Mobilising private financing for energy efficiency of buildings

DISCLAIMER: All opinions in this column reflect the views of the author(s), not of EURACTIV.COM Ltd.

Energy efficiency renovation is vital if the EU is to achieve its efficiency targets. [Tomas Quinones/Flickr]

Europe’s ageing building stock needs large-scale energy efficiency renovation if the EU is to meet its climate and energy targets. Increased private investment would create jobs and help citizens save money, writes Luca Bertalot.

Luca Bertalot is the secretary-general of EMF-ECBC, the European Mortgage Federation-European Covered Bond Council.

Countries in the European Union have agreed to an energy efficiency target of 20% by 2020, and at least 27% by 2030. These goals are particularly relevant for the EU’s building stock, which is responsible for 40% of the bloc’s total energy consumption and 36% of its CO2 emissions.

Today, about 35% of buildings in the EU are over 50 years old, and a large majority of the current European building stock will still exist in 2050. So making buildings – particularly existing ones – more energy efficient would result in clear reductions in energy consumption and CO2 emissions. Improvements in this area would also reduce the EU’s reliance on energy imports. 61% of gas imports are destined for buildings, of which 75% for residential buildings.

These figures clearly demonstrate the need to further stimulate energy efficiency improvements in buildings in Europe. In fact, the International Energy Agency has called investments in energy efficiency – and particularly in buildings – a priority for all countries.
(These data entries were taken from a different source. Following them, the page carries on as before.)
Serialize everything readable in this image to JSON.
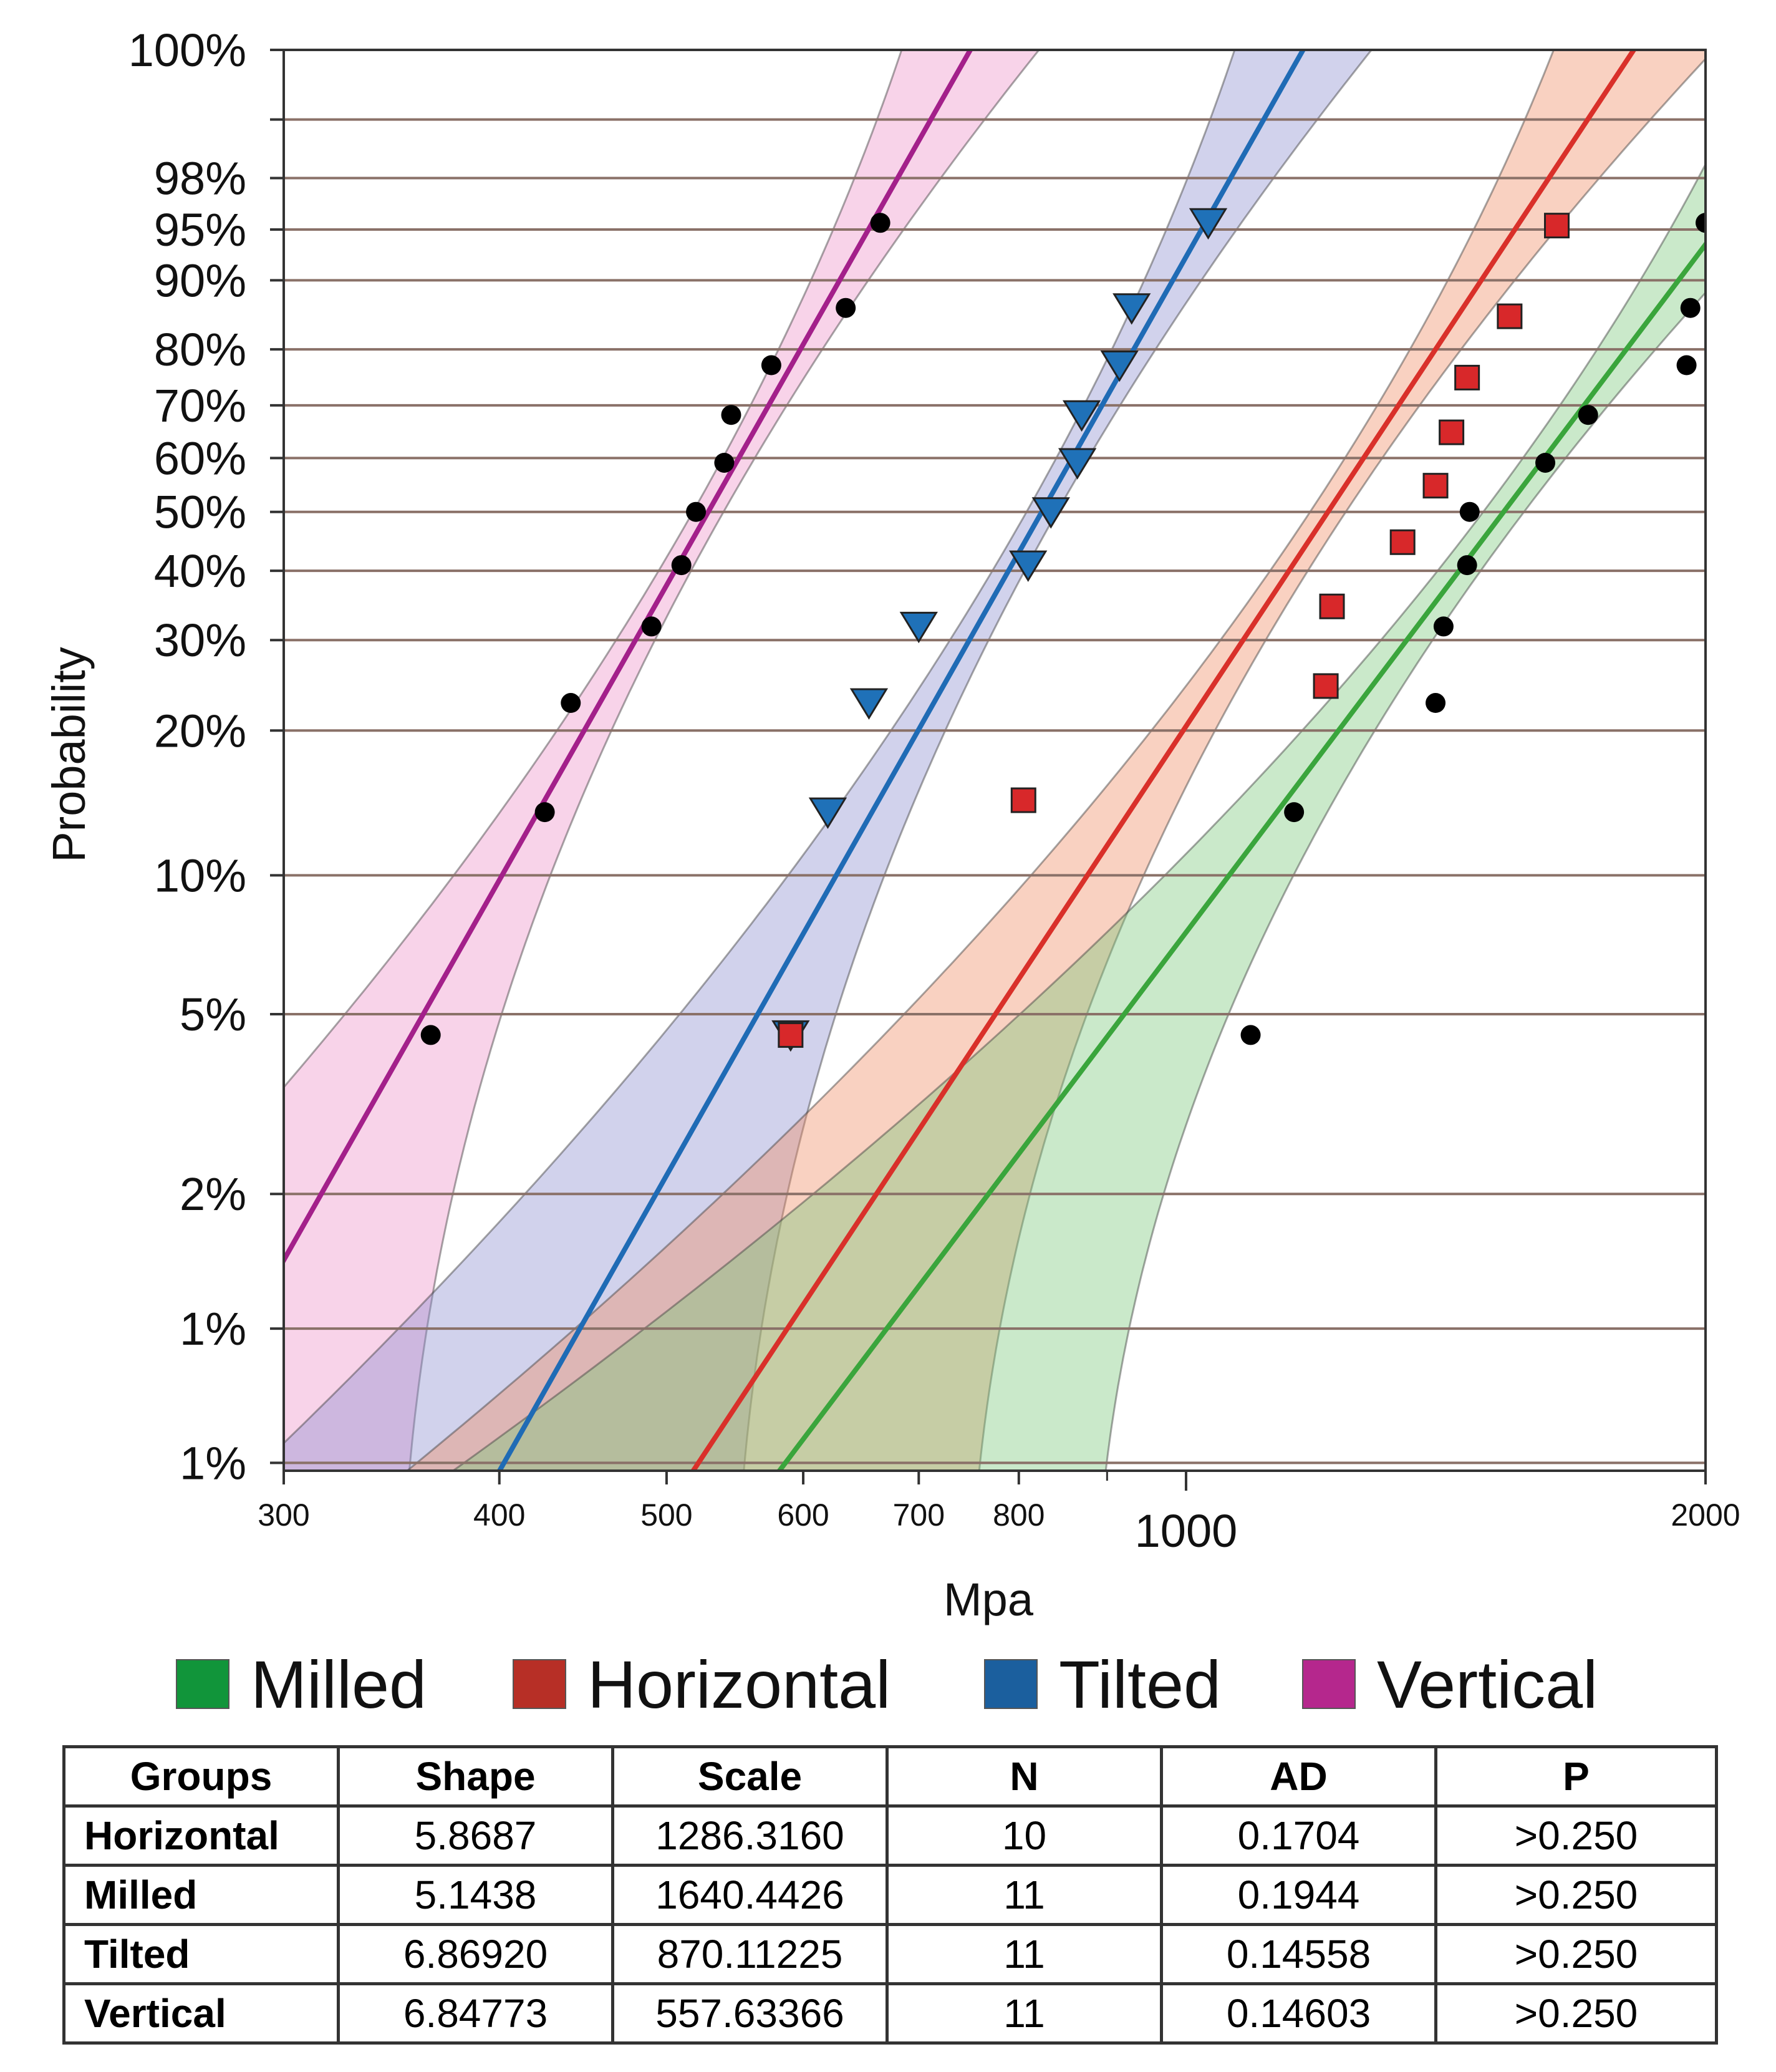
{
  "chart_data": {
    "type": "scatter",
    "subtype": "weibull probability plot",
    "xlabel": "Mpa",
    "ylabel": "Probability",
    "xscale": "log",
    "xlim": [
      300,
      2000
    ],
    "x_ticks": [
      {
        "value": 300,
        "label": "300"
      },
      {
        "value": 400,
        "label": "400"
      },
      {
        "value": 500,
        "label": "500"
      },
      {
        "value": 600,
        "label": "600"
      },
      {
        "value": 700,
        "label": "700"
      },
      {
        "value": 800,
        "label": "800"
      },
      {
        "value": 1000,
        "label": "1000"
      },
      {
        "value": 2000,
        "label": "2000"
      }
    ],
    "y_ticks": [
      {
        "value": 0.005,
        "label": "1%"
      },
      {
        "value": 0.01,
        "label": "1%"
      },
      {
        "value": 0.02,
        "label": "2%"
      },
      {
        "value": 0.05,
        "label": "5%"
      },
      {
        "value": 0.1,
        "label": "10%"
      },
      {
        "value": 0.2,
        "label": "20%"
      },
      {
        "value": 0.3,
        "label": "30%"
      },
      {
        "value": 0.4,
        "label": "40%"
      },
      {
        "value": 0.5,
        "label": "50%"
      },
      {
        "value": 0.6,
        "label": "60%"
      },
      {
        "value": 0.7,
        "label": "70%"
      },
      {
        "value": 0.8,
        "label": "80%"
      },
      {
        "value": 0.9,
        "label": "90%"
      },
      {
        "value": 0.95,
        "label": "95%"
      },
      {
        "value": 0.98,
        "label": "98%"
      },
      {
        "value": 0.995,
        "label": ""
      },
      {
        "value": 0.9995,
        "label": "100%"
      }
    ],
    "series": [
      {
        "name": "Milled",
        "color": "#11953a",
        "band_color": "#7bc97a",
        "line_color": "#3aa53c",
        "marker": "circle",
        "shape": 5.1438,
        "scale": 1640.4426,
        "points": [
          [
            1090,
            0.045
          ],
          [
            1155,
            0.136
          ],
          [
            1395,
            0.227
          ],
          [
            1410,
            0.318
          ],
          [
            1455,
            0.409
          ],
          [
            1460,
            0.5
          ],
          [
            1615,
            0.591
          ],
          [
            1710,
            0.682
          ],
          [
            1950,
            0.773
          ],
          [
            1960,
            0.864
          ],
          [
            2000,
            0.955
          ]
        ]
      },
      {
        "name": "Horizontal",
        "color": "#c0392b",
        "band_color": "#f08b63",
        "line_color": "#d9302a",
        "marker": "square",
        "shape": 5.8687,
        "scale": 1286.316,
        "points": [
          [
            590,
            0.045
          ],
          [
            805,
            0.144
          ],
          [
            1205,
            0.245
          ],
          [
            1215,
            0.346
          ],
          [
            1335,
            0.447
          ],
          [
            1395,
            0.548
          ],
          [
            1425,
            0.649
          ],
          [
            1455,
            0.751
          ],
          [
            1540,
            0.852
          ],
          [
            1640,
            0.953
          ]
        ]
      },
      {
        "name": "Tilted",
        "color": "#1f64a4",
        "band_color": "#8c8fd0",
        "line_color": "#1f6bb5",
        "marker": "triangle",
        "shape": 6.8692,
        "scale": 870.11225,
        "points": [
          [
            590,
            0.045
          ],
          [
            620,
            0.136
          ],
          [
            655,
            0.227
          ],
          [
            700,
            0.318
          ],
          [
            810,
            0.409
          ],
          [
            835,
            0.5
          ],
          [
            865,
            0.591
          ],
          [
            870,
            0.682
          ],
          [
            915,
            0.773
          ],
          [
            930,
            0.864
          ],
          [
            1030,
            0.955
          ]
        ]
      },
      {
        "name": "Vertical",
        "color": "#b4298e",
        "band_color": "#ee90c8",
        "line_color": "#a3208a",
        "marker": "circle",
        "shape": 6.84773,
        "scale": 557.63366,
        "points": [
          [
            365,
            0.045
          ],
          [
            425,
            0.136
          ],
          [
            440,
            0.227
          ],
          [
            490,
            0.318
          ],
          [
            510,
            0.409
          ],
          [
            520,
            0.5
          ],
          [
            540,
            0.591
          ],
          [
            545,
            0.682
          ],
          [
            575,
            0.773
          ],
          [
            635,
            0.864
          ],
          [
            665,
            0.955
          ]
        ]
      }
    ]
  },
  "legend": {
    "items": [
      {
        "label": "Milled",
        "color": "#11953a"
      },
      {
        "label": "Horizontal",
        "color": "#b72f26"
      },
      {
        "label": "Tilted",
        "color": "#1b5f9e"
      },
      {
        "label": "Vertical",
        "color": "#b5278d"
      }
    ]
  },
  "table": {
    "headers": [
      "Groups",
      "Shape",
      "Scale",
      "N",
      "AD",
      "P"
    ],
    "rows": [
      [
        "Horizontal",
        "5.8687",
        "1286.3160",
        "10",
        "0.1704",
        ">0.250"
      ],
      [
        "Milled",
        "5.1438",
        "1640.4426",
        "11",
        "0.1944",
        ">0.250"
      ],
      [
        "Tilted",
        "6.86920",
        "870.11225",
        "11",
        "0.14558",
        ">0.250"
      ],
      [
        "Vertical",
        "6.84773",
        "557.63366",
        "11",
        "0.14603",
        ">0.250"
      ]
    ]
  }
}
But EU member states are currently behind in the implementation of their overall energy efficiency targets for 2020. This year, the European Commission is revising both the Energy Performance of Buildings Directive and the Energy Efficiency Directive, and other related initiatives are in the political pipeline. Creating an ambitious legal framework is an important prerequisite, but the implementation of these targets set by legislators requires mobilising both public and private stakeholders and financing.

Clear business case for the mortgage industry

Global, institutional and investor interest in energy efficiency finance has increased in magnitude in recent years. Both the Paris Agreement adopted at the UN Climate Change Conference in December and the United Nations’ Sustainable Development Goals agreed in 2015 to include targets to improve energy efficiency as part of a wider global climate and energy agenda. Both frameworks also underline the importance of attracting private financing and the creation of new business models to support these goals.
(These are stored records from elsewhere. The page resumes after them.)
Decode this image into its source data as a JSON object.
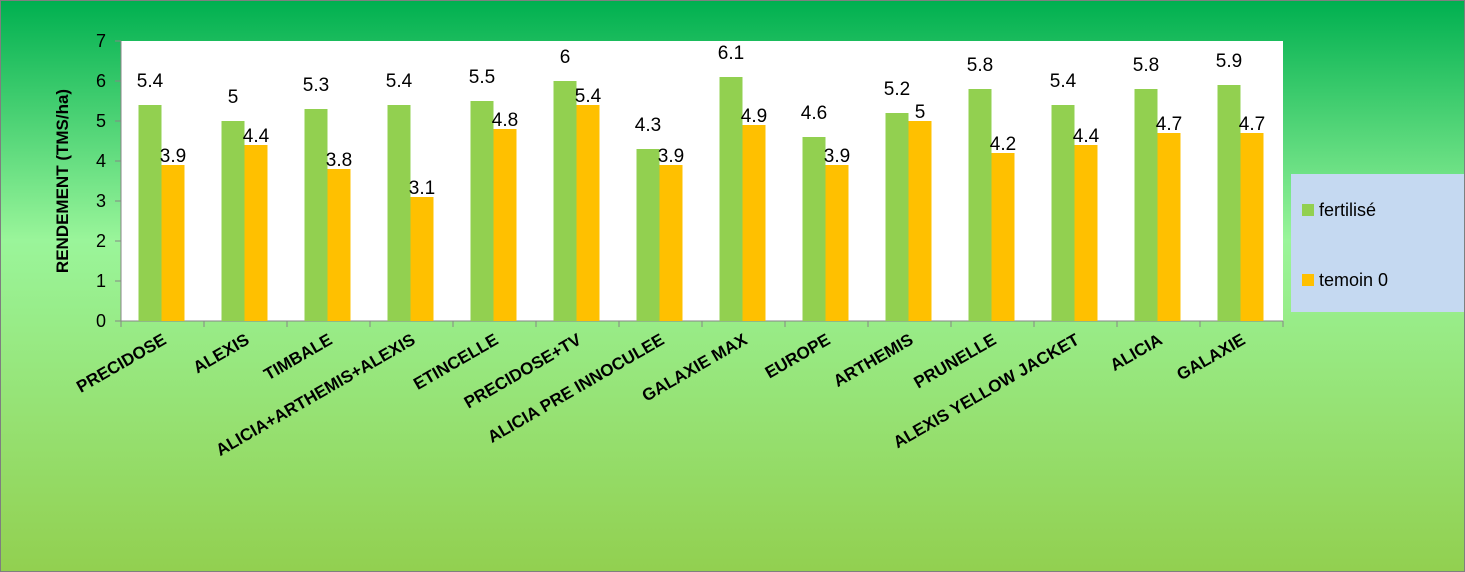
{
  "chart_data": {
    "type": "bar",
    "ylabel": "RENDEMENT (TMS/ha)",
    "xlabel": "",
    "ylim": [
      0,
      7
    ],
    "yticks": [
      0,
      1,
      2,
      3,
      4,
      5,
      6,
      7
    ],
    "grid": false,
    "legend_position": "right",
    "categories": [
      "PRECIDOSE",
      "ALEXIS",
      "TIMBALE",
      "ALICIA+ARTHEMIS+ALEXIS",
      "ETINCELLE",
      "PRECIDOSE+TV",
      "ALICIA PRE INNOCULEE",
      "GALAXIE MAX",
      "EUROPE",
      "ARTHEMIS",
      "PRUNELLE",
      "ALEXIS YELLOW JACKET",
      "ALICIA",
      "GALAXIE"
    ],
    "series": [
      {
        "name": "fertilisé",
        "color": "#92D050",
        "values": [
          5.4,
          5,
          5.3,
          5.4,
          5.5,
          6,
          4.3,
          6.1,
          4.6,
          5.2,
          5.8,
          5.4,
          5.8,
          5.9
        ]
      },
      {
        "name": "temoin 0",
        "color": "#FFC000",
        "values": [
          3.9,
          4.4,
          3.8,
          3.1,
          4.8,
          5.4,
          3.9,
          4.9,
          3.9,
          5,
          4.2,
          4.4,
          4.7,
          4.7
        ]
      }
    ]
  },
  "colors": {
    "background_top": "#00B050",
    "background_bottom": "#92D050",
    "plot_area": "#FFFFFF",
    "legend_bg": "#C5D9F1"
  }
}
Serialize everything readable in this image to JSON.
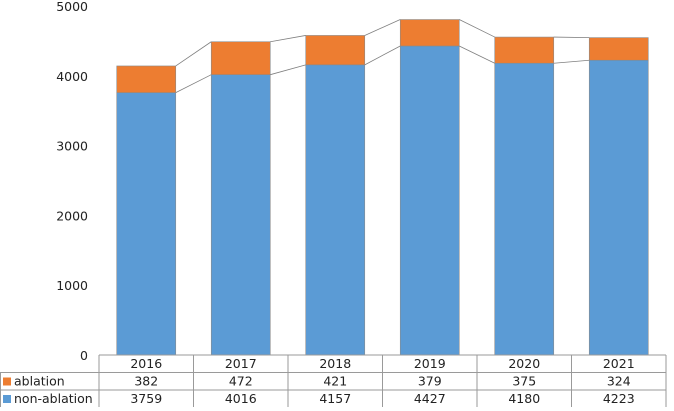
{
  "chart_data": {
    "type": "bar",
    "stacked": true,
    "categories": [
      "2016",
      "2017",
      "2018",
      "2019",
      "2020",
      "2021"
    ],
    "series": [
      {
        "name": "non-ablation",
        "values": [
          3759,
          4016,
          4157,
          4427,
          4180,
          4223
        ],
        "color": "#5b9bd5"
      },
      {
        "name": "ablation",
        "values": [
          382,
          472,
          421,
          379,
          375,
          324
        ],
        "color": "#ed7d31"
      }
    ],
    "y_ticks": [
      "0",
      "1000",
      "2000",
      "3000",
      "4000",
      "5000"
    ],
    "ylim": [
      0,
      5000
    ],
    "grid": false,
    "series_lines": true,
    "data_table": {
      "rows": [
        {
          "label": "ablation",
          "color": "#ed7d31",
          "cells": [
            "382",
            "472",
            "421",
            "379",
            "375",
            "324"
          ]
        },
        {
          "label": "non-ablation",
          "color": "#5b9bd5",
          "cells": [
            "3759",
            "4016",
            "4157",
            "4427",
            "4180",
            "4223"
          ]
        }
      ]
    }
  }
}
This is why the European Mortgage Federation and the European Covered Bond Council, in cooperation with important stakeholders, have launched a European initiative to develop an energy efficient mortgage. The idea is to mobilise banks’ mortgage financing to incentivise citizens to move their property out of the “brown zone” – energy rating G-D – and into the “green zone” – energy rating A-C.

Based on a set of energy efficiency indicators, lenders would offer a discount in the interest rate after a certain period of time according to the improvement in the energy rating of the property, or additional funds at the time of origination of the mortgage. Energy efficiency improvements would free up borrowers’ disposable income due to reduced energy bills as well as help them maintain the value of their property.

For banks and investors, the tangible benefits, which the EMF-ECBC will be looking to substantiate in the coming months, would lie in borrowers’ reduced probability of default and in the increase in value of the property and therefore the decrease of the loss given default (LGD), leading to a more favourable capital treatment of energy efficient loans on banks’ balance sheets. Another key advantage linked to the property value would be the subsequent opportunity to protect banks’ and investors’ portfolios against a “brown discount” from a risk management point of view.

Homeowners offered cheaper mortgages in return for energy efficiency renovations

EXCLUSIVE / Homeowners will qualify for reduced repayment rates on their mortgages if they undertake energy efficiency renovations, and lower interest rates on loans to pay for them, under “pioneering” plans being drawn up by lenders for consideration by EU and global regulators.

The mortgage industry can play a leading role in developing a pan-European private financing initiative for the energy efficient improvement of residential buildings, which is entirely independent from, but complementary to, public funds or tax incentives. Furthermore, increased investments in long-term energy efficiency would trigger a flow of capital to and jobs in companies that carry out the retrofitting works, thus supporting the wider economy and EU’s growth agenda.

Considering that the European building stock constitutes the largest single energy consumer in the EU, and that the value of the European mortgage market is equal to 53% of the EU’s GDP, there is huge potential for unlocking the benefits of mortgage financing to support energy efficiency for the benefit of all.